Another particularly intriguing prospect is former 2007 first-round draft pick Sean Doolittle, originally drafted as a first baseman but now, due to injuries, trying to make it as a pitcher. He’s likely to start the year working on his repertoire at Single-A. But, so far, he’s been throwing well and, if he continues to do so, he could move his way up through the ranks quickly.

“His transition has been so fast. He just picked up a ball at the end of the summer. And then basically his first official training back on the mound since college was in instructional league. And now he’s got a couple scoreless innings in big league camp. But the transition’s been great. It’s been easy. He’s taken to it real quick. He’s got a couple of very instinctual knacks in his pitching. The breaking ball needs to be developed, but he’s going to be a nice addition.”

And when it comes to assessing the current state of the A’s organization, Fuson’s love of player development shows through: “We are, to some degree, in a rebuild mode. Look, I always want to put a ring on my finger, but I like building – I like getting better!”

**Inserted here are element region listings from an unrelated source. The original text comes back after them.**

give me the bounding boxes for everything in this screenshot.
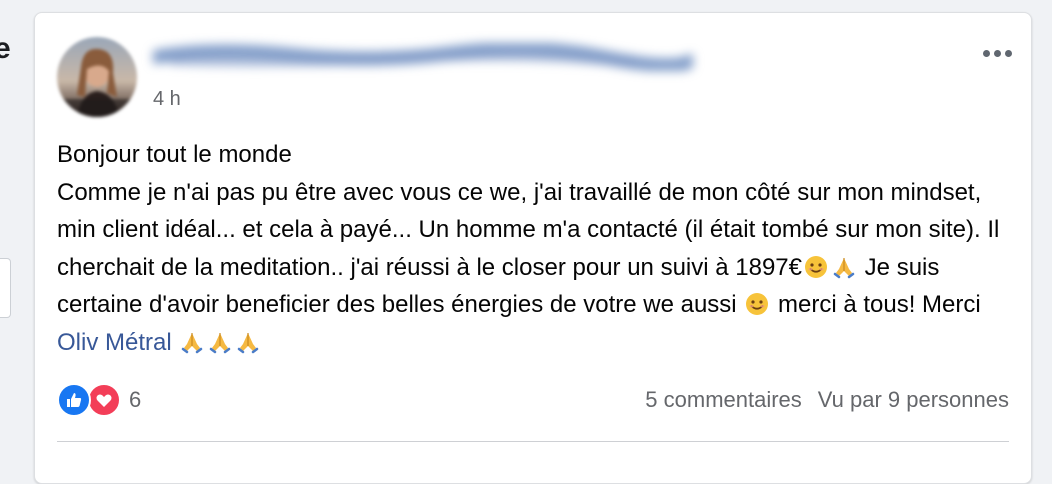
folded-hands-icon xyxy=(238,332,259,354)
avatar[interactable] xyxy=(57,37,137,117)
folded-hands-icon xyxy=(833,257,855,279)
divider xyxy=(57,441,1009,442)
more-options-button[interactable] xyxy=(977,39,1017,67)
folded-hands-icon xyxy=(182,332,203,354)
like-icon xyxy=(57,383,91,417)
more-dot-icon xyxy=(982,49,990,57)
post-card: 4 h Bonjour tout le monde Comme je n'ai … xyxy=(34,12,1032,484)
mention-link[interactable]: Oliv Métral xyxy=(57,329,172,356)
post-text: Bonjour tout le monde Comme je n'ai pas … xyxy=(57,136,1007,362)
post-paragraph: Comme je n'ai pas pu être avec vous ce w… xyxy=(57,174,1007,362)
cropped-sidebar-box xyxy=(0,258,11,318)
comments-count-link[interactable]: 5 commentaires xyxy=(645,387,802,413)
smiling-face-icon xyxy=(746,293,769,316)
love-icon xyxy=(87,383,121,417)
post-stats: 5 commentaires Vu par 9 personnes xyxy=(645,387,1009,413)
smiling-face-icon xyxy=(805,255,827,278)
seen-by-link[interactable]: Vu par 9 personnes xyxy=(818,387,1009,413)
folded-hands-icon xyxy=(210,332,231,354)
post-text-thanks: merci à tous! Merci xyxy=(777,291,981,319)
author-name-redacted[interactable] xyxy=(148,41,698,73)
reaction-count[interactable]: 6 xyxy=(129,387,141,413)
cropped-heading-letter: e xyxy=(0,32,11,65)
reactions-summary[interactable]: 6 xyxy=(57,383,141,417)
post-timestamp[interactable]: 4 h xyxy=(153,88,181,111)
more-dot-icon xyxy=(993,49,1001,57)
more-dot-icon xyxy=(1004,49,1012,57)
post-text-main: Comme je n'ai pas pu être avec vous ce w… xyxy=(57,178,1000,281)
post-line-greeting: Bonjour tout le monde xyxy=(57,141,292,168)
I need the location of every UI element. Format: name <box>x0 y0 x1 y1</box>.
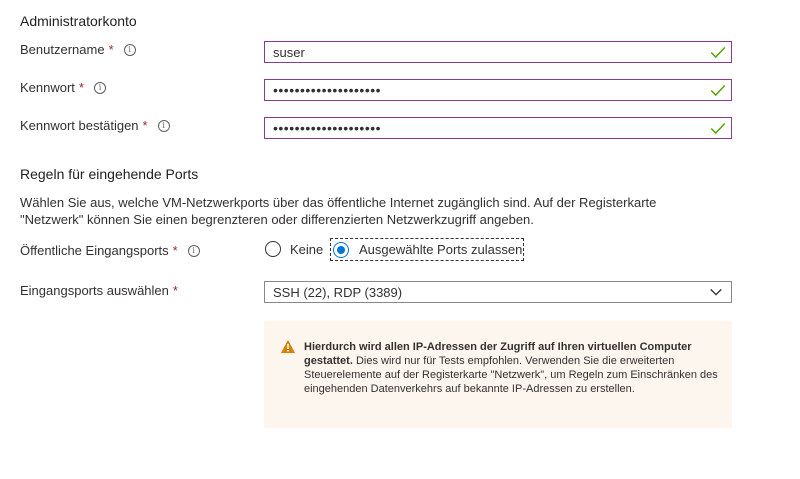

We asked Grady Fuson to tip us off to three guys in the A’s system that we ought to keep an eye on, and here’s what we got:


Blake Hassebrock

Blake Hassebrock

Right-handed Starting Pitcher

Age: 22 / Drafted: 8th Round – 2010

Expected To Start 2012 With: Stockton Ports

There’s a lot of upside to him. He’s got power in his arm. He’s got a hard breaking ball. The changeup is a developing pitch for him. He’s got good angles. He’s got good planes. It’s just about him learning the touch and feel part of being a starter. He was fairly dominant at Single-A Burlington last year. He was drafted in the 8th round in 2010. If you get a chance to see him, you’re going to like what you see.


Yordy Cabrera

Yordy Cabrera

Right-handed Hitting Shortstop

Age: 21 / Drafted: 2nd Round – 2010

Expected To Start 2012 With: Stockton Ports

He’s a big key to our system. He was an older high school guy when we took him last year in the draft. He was held back when he was younger so that he could have an extra year of learning English. He was born and raised in the Dominican and his family had moved to the States. He’s physical, he’s big, he’s strong, he runs and he throws. It’s all about learning the nuances. He didn’t have the kind of year we expected, or even he expected, last year in Burlington. But he’s going to be given an opportunity to go to the California League at the age of 21 and see what this young man can do. But there’s impact to his whole game.


Jermaine Mitchell

Jermaine Mitchell

Left-handed Hitting Outfielder

Age: 27 / Drafted: 5th Round – 2006

Expected To Start 2012 With: Sacramento Rivercats

I think the next step for him determines a lot of what we do in the future here in Oakland. Jermaine was a kid they’d signed years ago who was gifted and had raw tools. It’s taken a long time for these tools to apply themselves to performance. When I first came back here in 2010, Jermaine was almost on the verge of release. But you just can’t release players like this. They’re just too talented. You can’t replace them, so you might as well keep playing them. And things have really turned for this kid. He started to put it together in 2010, and everyone saw what he did last year. He’s a dynamic, gifted athlete who has a chance to do everything in the game. Those type of players are so difficult to acquire – a dynamic speed guy in center, somebody you can trust is going to do something offensively. There’s no doubt that he’s going to make some decisions possible if, in fact, he continues to back up what he’s done at the Triple-A level. He’s that dynamic of an athlete.